Während sich der FDP-Fraktionschef für diese Klarstellung bei Merz bedankt, erinnert SPD-Chef Klingbeil an das Schweigen von Merz während der Landtagswahlkämpfe in Brandenburg, Sachsen und Thüringen. „Abzutauchen in einer Phase, wo der Wahlkampf in Ostdeutschland ist, und nichts zu sagen, das ist billig an dieser Stelle“, sagt Klingbeil. Deshalb sei es auch „billig“ nun einen Konflikt mit dem Kanzler zu suchen. Tatsächlich war der Krieg in der Ukraine neben der Migration eines der Hauptthemen in den ostdeutschen Ländern. SPD und Grüne fanden sich mit ihrer Unterstützung der Ukraine aber meist allein wieder auf weiter Flur. Die Union wich dem unpopulären Thema aus und versuchte stattdessen mit Migrationspolitik gegen die Ampel-Parteien zu punkten.

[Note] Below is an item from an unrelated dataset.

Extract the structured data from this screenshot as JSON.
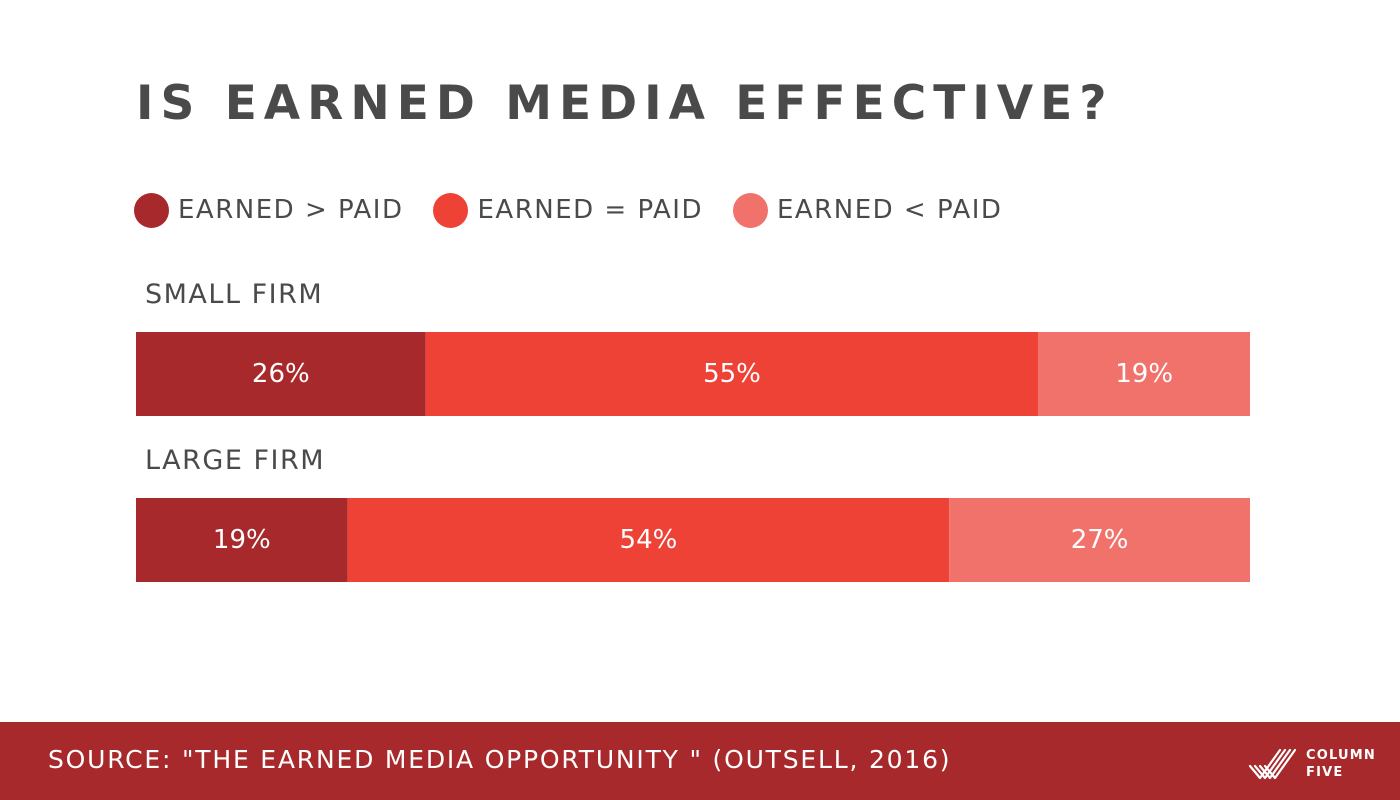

BSW und AfD konnten derweil im Osten mit ihrer Kritik an den Waffenlieferungen punkten. Sie behalten diesen Kurs offensichtlich bei; AfD-Fraktionschef Tino Chrupalla wirft der Bundesregierung in der Debatte „einseitige Parteinahmen“ zugunsten der Ukraine und Israels vor. Die AfD fordere dagegen, überhaupt keine Waffen an Kriegsparteien zu liefern. Das Existenzrecht Israels stehe „überhaupt nicht zur Disposition“, sagt Chrupalla zwei Wochen nach dem Luftangriff des Iran auf Israel.

Wagenknecht unterstellt in ihrem Redebeitrag gar Scholz, er hole sich „seine Anweisungen aus Washington“. Die Ukrainer würden aber „nicht noch mehr Waffen brauchen“, sagte Wagenknecht. „Und sie brauchen auch keine wahnwitzigen Kriegspläne, die letztlich unverhohlen auf einen Kriegseintritt der NATO setzen.“ Den folgenden Rednern von Ampel-Fraktionen und Opposition verschlägt das beinahe die Sprache: Sie werfen AfD und BSW gleichermaßen vor, der Sache Moskaus und Teherans das Wort zu reden. Auch dieser Streit gibt einen Vorgeschmack auf den kommenden Bundestagswahlkampf.